В тот вечер отец мазал Робу ноги и пел песенку. Ту самую, про золотоискателей, которую он пел когда-то вместе с мамой. А допев песню и домазав ноги, он прокашлялся и сказал:

— Каролайн любила эту песенку.

— Я её тоже люблю, — отозвался Роб.

Отец встал.

— Ты уж сам скажи Бошану, что отпустил тигра.

— Хорошо, пап.

— Я признаюсь, что застрелил, а ты — что выпустил из клетки.

— Хорошо, пап, — повторил Роб.

— А то я могу без работы остаться, — добавил отец.

— Знаю, — ответил Роб.

Он не боялся Бошана. Бошан сам трус, Роб был в этом уверен. У Бошана руки трясутся от страха.

— Я скажу ему, что отработаю, — произнёс Роб.
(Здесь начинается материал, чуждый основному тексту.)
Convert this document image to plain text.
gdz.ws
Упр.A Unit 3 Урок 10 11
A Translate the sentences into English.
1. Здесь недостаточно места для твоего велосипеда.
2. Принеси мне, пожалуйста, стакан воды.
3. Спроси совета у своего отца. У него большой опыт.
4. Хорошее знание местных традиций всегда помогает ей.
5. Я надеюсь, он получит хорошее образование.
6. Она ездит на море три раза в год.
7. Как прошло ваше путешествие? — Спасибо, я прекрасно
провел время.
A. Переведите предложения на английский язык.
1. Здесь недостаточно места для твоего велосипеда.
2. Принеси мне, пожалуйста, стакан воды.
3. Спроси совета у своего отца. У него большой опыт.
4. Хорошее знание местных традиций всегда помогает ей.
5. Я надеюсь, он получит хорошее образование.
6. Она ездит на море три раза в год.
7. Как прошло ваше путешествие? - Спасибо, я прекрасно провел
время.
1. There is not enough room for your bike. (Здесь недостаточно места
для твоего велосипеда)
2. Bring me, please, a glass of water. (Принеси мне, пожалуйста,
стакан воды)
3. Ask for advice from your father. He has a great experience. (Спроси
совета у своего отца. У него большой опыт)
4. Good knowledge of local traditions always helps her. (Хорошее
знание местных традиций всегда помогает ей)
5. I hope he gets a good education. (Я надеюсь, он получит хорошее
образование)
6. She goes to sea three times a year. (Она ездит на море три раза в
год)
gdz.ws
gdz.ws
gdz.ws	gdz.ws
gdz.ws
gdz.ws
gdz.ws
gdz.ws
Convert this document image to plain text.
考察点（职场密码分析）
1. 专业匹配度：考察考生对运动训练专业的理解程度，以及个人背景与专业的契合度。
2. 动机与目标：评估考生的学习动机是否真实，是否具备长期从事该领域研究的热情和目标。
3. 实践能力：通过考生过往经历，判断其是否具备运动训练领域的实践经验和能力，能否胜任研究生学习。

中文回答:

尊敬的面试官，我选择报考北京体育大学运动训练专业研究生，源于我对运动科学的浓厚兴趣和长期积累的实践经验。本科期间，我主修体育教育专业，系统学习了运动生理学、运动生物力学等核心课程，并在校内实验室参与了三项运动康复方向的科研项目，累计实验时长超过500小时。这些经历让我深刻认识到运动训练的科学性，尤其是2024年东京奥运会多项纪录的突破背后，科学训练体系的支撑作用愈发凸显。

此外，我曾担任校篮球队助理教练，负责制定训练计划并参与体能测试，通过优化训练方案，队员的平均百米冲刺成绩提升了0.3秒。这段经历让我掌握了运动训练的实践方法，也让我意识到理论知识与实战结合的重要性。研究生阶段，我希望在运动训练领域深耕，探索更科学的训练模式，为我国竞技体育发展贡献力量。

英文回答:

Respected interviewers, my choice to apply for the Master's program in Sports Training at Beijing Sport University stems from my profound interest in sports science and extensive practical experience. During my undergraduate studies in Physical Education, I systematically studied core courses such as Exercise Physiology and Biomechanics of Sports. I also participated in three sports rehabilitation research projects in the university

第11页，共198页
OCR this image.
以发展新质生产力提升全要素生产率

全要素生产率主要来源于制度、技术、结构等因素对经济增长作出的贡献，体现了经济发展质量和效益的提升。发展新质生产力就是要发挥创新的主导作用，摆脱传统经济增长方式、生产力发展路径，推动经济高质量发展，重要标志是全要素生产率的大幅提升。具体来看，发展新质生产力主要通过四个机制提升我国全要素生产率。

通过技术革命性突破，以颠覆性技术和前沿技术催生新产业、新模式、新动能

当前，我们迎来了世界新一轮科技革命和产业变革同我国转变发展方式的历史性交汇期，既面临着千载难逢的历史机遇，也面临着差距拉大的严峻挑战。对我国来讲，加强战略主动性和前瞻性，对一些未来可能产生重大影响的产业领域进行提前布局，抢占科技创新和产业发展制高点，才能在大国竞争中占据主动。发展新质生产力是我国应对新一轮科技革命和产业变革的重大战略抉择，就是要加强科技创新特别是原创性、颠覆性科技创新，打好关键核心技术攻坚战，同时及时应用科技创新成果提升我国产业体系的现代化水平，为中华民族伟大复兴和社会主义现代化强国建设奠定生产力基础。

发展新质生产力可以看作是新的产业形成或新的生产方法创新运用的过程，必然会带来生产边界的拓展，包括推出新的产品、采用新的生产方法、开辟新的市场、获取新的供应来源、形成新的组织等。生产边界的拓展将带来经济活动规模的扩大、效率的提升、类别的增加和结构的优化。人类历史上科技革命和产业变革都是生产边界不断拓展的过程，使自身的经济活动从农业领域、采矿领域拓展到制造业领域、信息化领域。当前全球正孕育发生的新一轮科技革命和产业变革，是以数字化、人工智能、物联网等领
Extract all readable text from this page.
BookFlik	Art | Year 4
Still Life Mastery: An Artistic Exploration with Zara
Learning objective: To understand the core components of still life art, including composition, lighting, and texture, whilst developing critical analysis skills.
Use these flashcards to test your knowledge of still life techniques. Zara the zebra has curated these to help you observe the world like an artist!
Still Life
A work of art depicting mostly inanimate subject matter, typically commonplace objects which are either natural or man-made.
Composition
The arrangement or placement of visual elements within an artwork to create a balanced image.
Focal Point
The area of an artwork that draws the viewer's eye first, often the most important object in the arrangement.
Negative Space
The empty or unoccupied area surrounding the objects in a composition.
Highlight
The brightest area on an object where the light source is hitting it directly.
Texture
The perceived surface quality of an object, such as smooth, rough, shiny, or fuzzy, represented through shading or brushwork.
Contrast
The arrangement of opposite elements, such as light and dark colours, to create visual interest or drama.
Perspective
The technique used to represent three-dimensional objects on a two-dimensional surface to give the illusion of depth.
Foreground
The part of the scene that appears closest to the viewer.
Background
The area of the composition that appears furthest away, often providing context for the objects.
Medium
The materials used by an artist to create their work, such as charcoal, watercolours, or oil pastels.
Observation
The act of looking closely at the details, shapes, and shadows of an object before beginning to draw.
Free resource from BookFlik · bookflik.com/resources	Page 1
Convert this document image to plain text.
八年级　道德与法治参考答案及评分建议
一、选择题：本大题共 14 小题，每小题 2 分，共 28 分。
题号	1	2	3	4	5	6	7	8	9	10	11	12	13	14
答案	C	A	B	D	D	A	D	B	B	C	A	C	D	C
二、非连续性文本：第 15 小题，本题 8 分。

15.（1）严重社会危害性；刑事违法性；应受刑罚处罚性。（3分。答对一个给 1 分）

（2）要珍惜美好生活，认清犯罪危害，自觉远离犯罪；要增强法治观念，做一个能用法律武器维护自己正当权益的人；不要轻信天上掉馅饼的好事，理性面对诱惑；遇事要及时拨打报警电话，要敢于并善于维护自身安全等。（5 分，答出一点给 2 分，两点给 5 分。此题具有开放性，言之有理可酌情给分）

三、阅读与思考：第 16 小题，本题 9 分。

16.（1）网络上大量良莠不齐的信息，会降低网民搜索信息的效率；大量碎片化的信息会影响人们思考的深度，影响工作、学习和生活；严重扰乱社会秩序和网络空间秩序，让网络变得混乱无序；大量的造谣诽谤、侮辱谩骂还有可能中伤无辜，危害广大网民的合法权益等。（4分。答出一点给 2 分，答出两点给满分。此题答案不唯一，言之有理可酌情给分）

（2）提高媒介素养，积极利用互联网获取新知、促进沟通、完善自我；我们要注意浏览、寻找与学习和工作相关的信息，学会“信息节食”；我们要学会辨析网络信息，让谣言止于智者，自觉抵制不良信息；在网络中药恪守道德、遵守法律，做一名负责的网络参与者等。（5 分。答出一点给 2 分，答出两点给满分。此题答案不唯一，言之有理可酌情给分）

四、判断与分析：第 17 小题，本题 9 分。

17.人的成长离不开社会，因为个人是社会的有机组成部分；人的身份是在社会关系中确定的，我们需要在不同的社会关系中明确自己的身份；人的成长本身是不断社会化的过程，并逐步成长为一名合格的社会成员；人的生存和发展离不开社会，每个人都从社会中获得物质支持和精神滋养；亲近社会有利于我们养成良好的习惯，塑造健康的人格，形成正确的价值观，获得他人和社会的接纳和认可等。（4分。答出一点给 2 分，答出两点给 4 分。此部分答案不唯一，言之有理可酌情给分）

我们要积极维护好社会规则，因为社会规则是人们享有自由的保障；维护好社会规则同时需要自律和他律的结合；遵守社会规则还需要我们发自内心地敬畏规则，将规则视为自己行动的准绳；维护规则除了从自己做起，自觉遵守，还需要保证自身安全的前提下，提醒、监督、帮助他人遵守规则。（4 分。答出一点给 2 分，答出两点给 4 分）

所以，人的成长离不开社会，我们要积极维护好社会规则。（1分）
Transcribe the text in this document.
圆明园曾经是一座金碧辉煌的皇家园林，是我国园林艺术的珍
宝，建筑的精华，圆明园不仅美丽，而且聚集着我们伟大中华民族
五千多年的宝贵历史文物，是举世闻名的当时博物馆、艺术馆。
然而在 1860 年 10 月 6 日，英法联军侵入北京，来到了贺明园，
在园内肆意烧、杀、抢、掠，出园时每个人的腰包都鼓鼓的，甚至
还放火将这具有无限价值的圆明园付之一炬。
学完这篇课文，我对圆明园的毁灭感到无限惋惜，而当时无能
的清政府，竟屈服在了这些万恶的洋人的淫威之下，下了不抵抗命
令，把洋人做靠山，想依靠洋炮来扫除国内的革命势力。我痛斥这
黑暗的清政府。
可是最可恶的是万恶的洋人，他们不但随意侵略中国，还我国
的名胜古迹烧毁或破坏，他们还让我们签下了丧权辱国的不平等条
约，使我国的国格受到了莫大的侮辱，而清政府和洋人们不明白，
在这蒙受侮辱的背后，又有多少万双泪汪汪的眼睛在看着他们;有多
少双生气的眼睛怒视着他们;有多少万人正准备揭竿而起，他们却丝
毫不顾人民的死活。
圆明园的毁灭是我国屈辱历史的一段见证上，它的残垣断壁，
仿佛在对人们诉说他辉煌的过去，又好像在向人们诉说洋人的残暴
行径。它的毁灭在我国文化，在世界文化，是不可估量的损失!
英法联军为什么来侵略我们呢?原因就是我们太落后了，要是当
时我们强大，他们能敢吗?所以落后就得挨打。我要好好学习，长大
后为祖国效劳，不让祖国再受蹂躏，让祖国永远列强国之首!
— Да, предложи ему какой-нибудь здравый выход из положения. Но это не значит, что он согласится. Бошан непредсказуем. Кроме того, он наверняка взбесится. Так что готовься.

Роб кивнул.

— А в понедельник, — продолжил отец, — я позвоню твоему директору и скажу, что ты возвращаешься в школу. И ни к каким врачам я тебя больше не потащу. Будешь ходить в школу и точка.

— Хорошо, пап, — кивнул Роб.

Он был не против вернуться в школу. Там есть Сикстина.

Отец откашлялся.

— Мне трудно говорить о маме, — начал он. — Я никогда не думал, что можно так сильно по кому-нибудь тосковать… но вот, тоскую… Мне больно произносить её имя. — Он опустил голову и стал сосредоточенно завинчивать тюбик с мазью. — Но если тебе это нужно, я постараюсь. Я буду говорить её имя — ради тебя.

Роб глядел на папины руки. Те самые руки, которые держали ружьё, когда оно стреляло в тигра. Те самые руки, которые втирают мазь в его зудящие ноги. Те самые руки, которые так крепко обнимают его, когда он плачет. Сколько всего намешано в этих руках… как сложно…

— Будешь на ужин макароны с сыром? — спросил отец, взглянув на Роба.

— Ага! — обрадовался Роб. — Давай!

Ночью Робу приснилось, что они с Сикстиной стоят на могиле тигра. Смотрят по сторонам и ждут. Роб не знает, чего или кого они ждут. И тут он замечает трепыханье зелёных крылышек и понимает, что прилетел его попугайчик. Только он уже не деревянный, а самый настоящий, живой. Он вылетает прямо из могилы тигра, и они начинают за ним гоняться — смеясь и наталкиваясь друг на дружку. Они пытаются поймать птицу, но никак не могут. Попугай улетает всё выше и выше, пока вовсе не исчезает в небе, которое вовсе не небо, а купол Сикстинской капеллы — с облаками и фигурами. Роб стоит задрав голову, и восхищается красотой, в которой растворился попугайчик.

— Видишь, — говорит ему во сне Сикстина. — Я так и обещала: будто на фейерверк смотришь.

И тут он проснулся. Проснулся с улыбкой, глядя на потолок их комнаты в мотеле «Звезда Кентукки».

— Представляешь? — окликнул отец с террасы.

— Что? — спросил Роб.

— На небе-то ни облачка!

Роб привстал на локте и кивнул. Он смотрел, как пробивается сквозь ткань занавесок солнце, и думал о Сикстине и о тигре, которого он для неё вырежет. Прикидывал, какую взять древесину, какого размера сделать фигурку. И представлял, как обрадуется Сикстина, когда получит такой подарок.

Он лежал в постели и думал о будущем, а за окном, отважно соревнуясь с утренним солнцем, то вспыхивала, то гасла крошечная неоновая «Звезда Кентукки».